- Ready In:
- 4 large tomatoes
- 1⁄2 teaspoon mustard seeds
- 1⁄2 teaspoon cumin seed
- 1 green chili, chopped
- 5 -6 curry leaves
- 2 cloves
- 2 tablespoons chickpea flour
- 1⁄4 teaspoon turmeric powder
- 2 teaspoons red chili powder
- 1 pinch asafoetida powder (hing)
- 2 tablespoons jaggery, grated (palm sugar)
- 2 tablespoons oil
- salt, to taste
- 1 tablespoon chopped coriander
- Roughly chop the tomatoes and cook them with 1/2 cup of water for about 10-15 minutes.
- Cool and liquidize in a food processor to get a smooth puree. Keep aside.
- Heat the oil in a saucepan and add the mustard seeds and cumin seeds.
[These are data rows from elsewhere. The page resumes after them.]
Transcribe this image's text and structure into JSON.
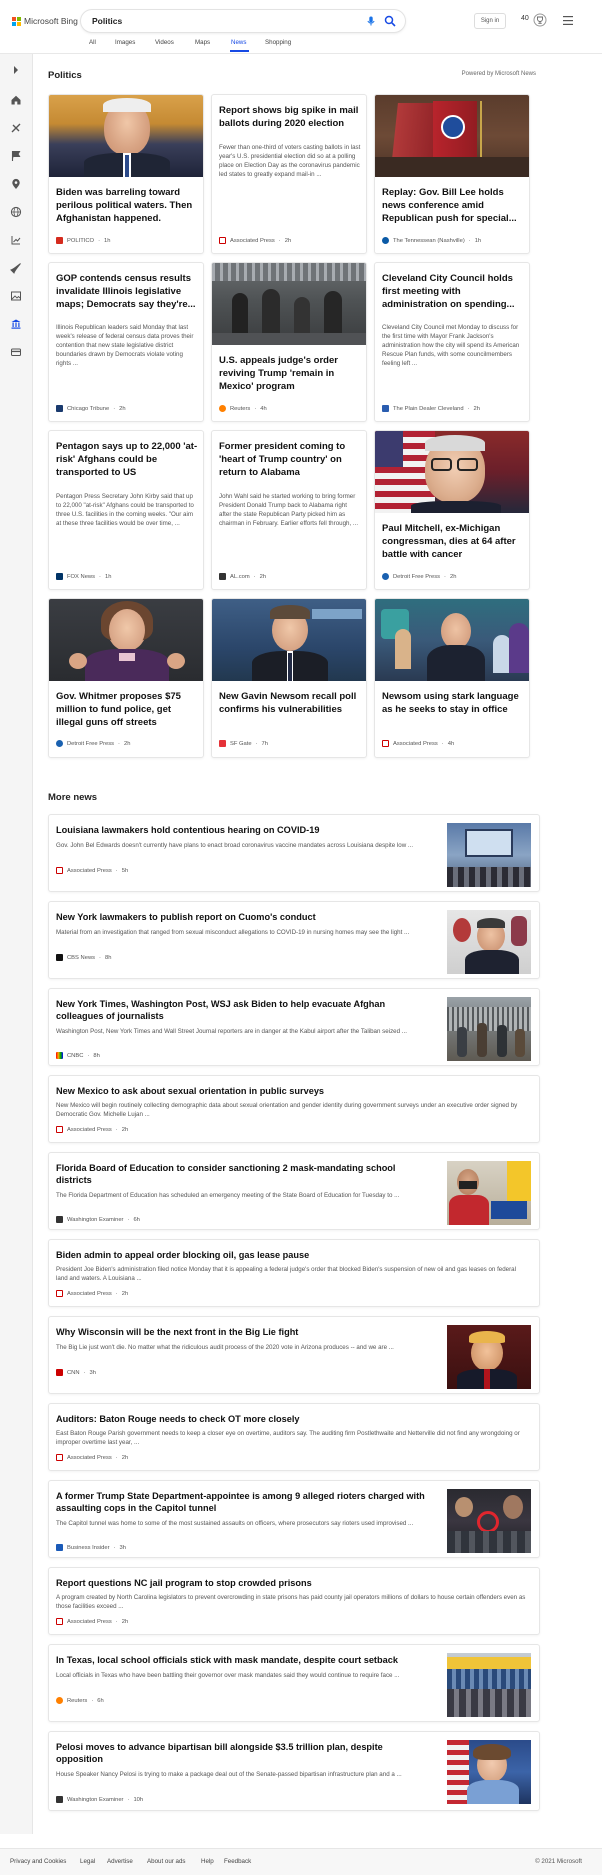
{
  "header": {
    "logo_text": "Microsoft Bing",
    "search_value": "Politics",
    "signin_label": "Sign in",
    "points": "40",
    "tabs": [
      "All",
      "Images",
      "Videos",
      "Maps",
      "News",
      "Shopping"
    ],
    "active_tab": "News"
  },
  "main": {
    "section_title": "Politics",
    "powered_by": "Powered by Microsoft News",
    "cards": [
      {
        "title": "Biden was barreling toward perilous political waters. Then Afghanistan happened.",
        "desc": "",
        "source": "POLITICO",
        "time": "1h",
        "has_image": true
      },
      {
        "title": "Report shows big spike in mail ballots during 2020 election",
        "desc": "Fewer than one-third of voters casting ballots in last year's U.S. presidential election did so at a polling place on Election Day as the coronavirus pandemic led states to greatly expand mail-in ...",
        "source": "Associated Press",
        "time": "2h",
        "has_image": false
      },
      {
        "title": "Replay: Gov. Bill Lee holds news conference amid Republican push for special...",
        "desc": "",
        "source": "The Tennessean (Nashville)",
        "time": "1h",
        "has_image": true
      },
      {
        "title": "GOP contends census results invalidate Illinois legislative maps; Democrats say they're...",
        "desc": "Illinois Republican leaders said Monday that last week's release of federal census data proves their contention that new state legislative district boundaries drawn by Democrats violate voting rights ...",
        "source": "Chicago Tribune",
        "time": "2h",
        "has_image": false
      },
      {
        "title": "U.S. appeals judge's order reviving Trump 'remain in Mexico' program",
        "desc": "",
        "source": "Reuters",
        "time": "4h",
        "has_image": true
      },
      {
        "title": "Cleveland City Council holds first meeting with administration on spending...",
        "desc": "Cleveland City Council met Monday to discuss for the first time with Mayor Frank Jackson's administration how the city will spend its American Rescue Plan funds, with some councilmembers feeling left ...",
        "source": "The Plain Dealer Cleveland",
        "time": "2h",
        "has_image": false
      },
      {
        "title": "Pentagon says up to 22,000 'at-risk' Afghans could be transported to US",
        "desc": "Pentagon Press Secretary John Kirby said that up to 22,000 \"at-risk\" Afghans could be transported to three U.S. facilities in the coming weeks. \"Our aim at these three facilities would be over time, ...",
        "source": "FOX News",
        "time": "1h",
        "has_image": false
      },
      {
        "title": "Former president coming to 'heart of Trump country' on return to Alabama",
        "desc": "John Wahl said he started working to bring former President Donald Trump back to Alabama right after the state Republican Party picked him as chairman in February. Earlier efforts fell through, ...",
        "source": "AL.com",
        "time": "2h",
        "has_image": false
      },
      {
        "title": "Paul Mitchell, ex-Michigan congressman, dies at 64 after battle with cancer",
        "desc": "",
        "source": "Detroit Free Press",
        "time": "2h",
        "has_image": true
      },
      {
        "title": "Gov. Whitmer proposes $75 million to fund police, get illegal guns off streets",
        "desc": "",
        "source": "Detroit Free Press",
        "time": "2h",
        "has_image": true
      },
      {
        "title": "New Gavin Newsom recall poll confirms his vulnerabilities",
        "desc": "",
        "source": "SF Gate",
        "time": "7h",
        "has_image": true
      },
      {
        "title": "Newsom using stark language as he seeks to stay in office",
        "desc": "",
        "source": "Associated Press",
        "time": "4h",
        "has_image": true
      }
    ],
    "more_title": "More news",
    "more": [
      {
        "title": "Louisiana lawmakers hold contentious hearing on COVID-19",
        "desc": "Gov. John Bel Edwards doesn't currently have plans to enact broad coronavirus vaccine mandates across Louisiana despite low ...",
        "source": "Associated Press",
        "time": "5h",
        "has_image": true
      },
      {
        "title": "New York lawmakers to publish report on Cuomo's conduct",
        "desc": "Material from an investigation that ranged from sexual misconduct allegations to COVID-19 in nursing homes may see the light ...",
        "source": "CBS News",
        "time": "8h",
        "has_image": true
      },
      {
        "title": "New York Times, Washington Post, WSJ ask Biden to help evacuate Afghan colleagues of journalists",
        "desc": "Washington Post, New York Times and Wall Street Journal reporters are in danger at the Kabul airport after the Taliban seized ...",
        "source": "CNBC",
        "time": "8h",
        "has_image": true
      },
      {
        "title": "New Mexico to ask about sexual orientation in public surveys",
        "desc": "New Mexico will begin routinely collecting demographic data about sexual orientation and gender identity during government surveys under an executive order signed by Democratic Gov. Michelle Lujan ...",
        "source": "Associated Press",
        "time": "2h",
        "has_image": false
      },
      {
        "title": "Florida Board of Education to consider sanctioning 2 mask-mandating school districts",
        "desc": "The Florida Department of Education has scheduled an emergency meeting of the State Board of Education for Tuesday to ...",
        "source": "Washington Examiner",
        "time": "6h",
        "has_image": true
      },
      {
        "title": "Biden admin to appeal order blocking oil, gas lease pause",
        "desc": "President Joe Biden's administration filed notice Monday that it is appealing a federal judge's order that blocked Biden's suspension of new oil and gas leases on federal land and waters. A Louisiana ...",
        "source": "Associated Press",
        "time": "2h",
        "has_image": false
      },
      {
        "title": "Why Wisconsin will be the next front in the Big Lie fight",
        "desc": "The Big Lie just won't die. No matter what the ridiculous audit process of the 2020 vote in Arizona produces -- and we are ...",
        "source": "CNN",
        "time": "3h",
        "has_image": true
      },
      {
        "title": "Auditors: Baton Rouge needs to check OT more closely",
        "desc": "East Baton Rouge Parish government needs to keep a closer eye on overtime, auditors say. The auditing firm Postlethwaite and Netterville did not find any wrongdoing or improper overtime last year, ...",
        "source": "Associated Press",
        "time": "2h",
        "has_image": false
      },
      {
        "title": "A former Trump State Department-appointee is among 9 alleged rioters charged with assaulting cops in the Capitol tunnel",
        "desc": "The Capitol tunnel was home to some of the most sustained assaults on officers, where prosecutors say rioters used improvised ...",
        "source": "Business Insider",
        "time": "3h",
        "has_image": true
      },
      {
        "title": "Report questions NC jail program to stop crowded prisons",
        "desc": "A program created by North Carolina legislators to prevent overcrowding in state prisons has paid county jail operators millions of dollars to house certain offenders even as those facilities exceed ...",
        "source": "Associated Press",
        "time": "2h",
        "has_image": false
      },
      {
        "title": "In Texas, local school officials stick with mask mandate, despite court setback",
        "desc": "Local officials in Texas who have been battling their governor over mask mandates said they would continue to require face ...",
        "source": "Reuters",
        "time": "6h",
        "has_image": true
      },
      {
        "title": "Pelosi moves to advance bipartisan bill alongside $3.5 trillion plan, despite opposition",
        "desc": "House Speaker Nancy Pelosi is trying to make a package deal out of the Senate-passed bipartisan infrastructure plan and a ...",
        "source": "Washington Examiner",
        "time": "10h",
        "has_image": true
      }
    ]
  },
  "footer": {
    "links": [
      "Privacy and Cookies",
      "Legal",
      "Advertise",
      "About our ads",
      "Help",
      "Feedback"
    ],
    "copyright": "© 2021 Microsoft"
  },
  "colors": {
    "accent": "#174ae4",
    "rail_bg": "#f5f5f5"
  }
}
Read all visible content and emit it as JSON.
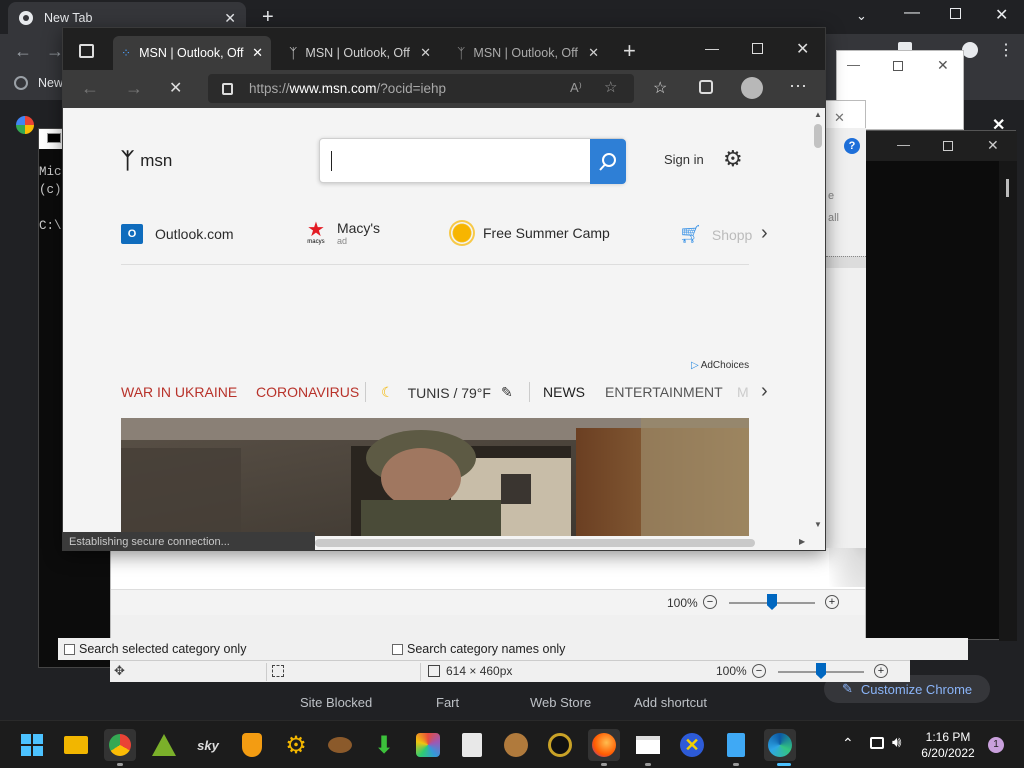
{
  "chrome": {
    "tab_title": "New Tab",
    "bookmark_first": "New",
    "shortcuts": [
      "Site Blocked",
      "Fart",
      "Web Store",
      "Add shortcut"
    ],
    "customize_label": "Customize Chrome"
  },
  "console": {
    "lines": "Mic\n(c)\n\nC:\\"
  },
  "paint": {
    "zoom": "100%",
    "zoom2": "100%",
    "dimensions": "614 × 460px",
    "check1": "Search selected category only",
    "check2": "Search category names only",
    "side_text1": "e",
    "side_text2": "all"
  },
  "edge": {
    "tabs": [
      {
        "title": "MSN | Outlook, Off"
      },
      {
        "title": "MSN | Outlook, Off"
      },
      {
        "title": "MSN | Outlook, Off"
      }
    ],
    "url_prefix": "https://",
    "url_host": "www.msn.com",
    "url_path": "/?ocid=iehp",
    "status": "Establishing secure connection..."
  },
  "msn": {
    "logo_text": "msn",
    "sign_in": "Sign in",
    "quick_links": [
      {
        "label": "Outlook.com"
      },
      {
        "label": "Macy's",
        "sub": "ad",
        "logo": "macys"
      },
      {
        "label": "Free Summer Camp"
      },
      {
        "label": "Shopp"
      }
    ],
    "adchoices": "AdChoices",
    "nav": {
      "war": "WAR IN UKRAINE",
      "corona": "CORONAVIRUS",
      "weather": "TUNIS / 79°F",
      "news": "NEWS",
      "entertainment": "ENTERTAINMENT",
      "more": "M"
    }
  },
  "taskbar": {
    "time": "1:16 PM",
    "date": "6/20/2022",
    "notifications": "1",
    "sky_label": "sky"
  },
  "colors": {
    "msn_red": "#b8322a",
    "edge_accent": "#2e7fd6",
    "chrome_dark": "#202124",
    "taskbar": "#1c1c1c"
  }
}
When they crackle, add the green chilli, curry leaves, cloves and chickpea flour and cook for 2-3 minutes.
- Add the turmeric, chilli powder, asafoetida and pureed tomatoes with 2 cups of water and cook on a medium flame, stirring continuously.
- When the curry comes to a boil, add the jaggery and salt and simmer for another 5 minutes. Remove from fire.
- Garnish with coriander and serve hot with rice.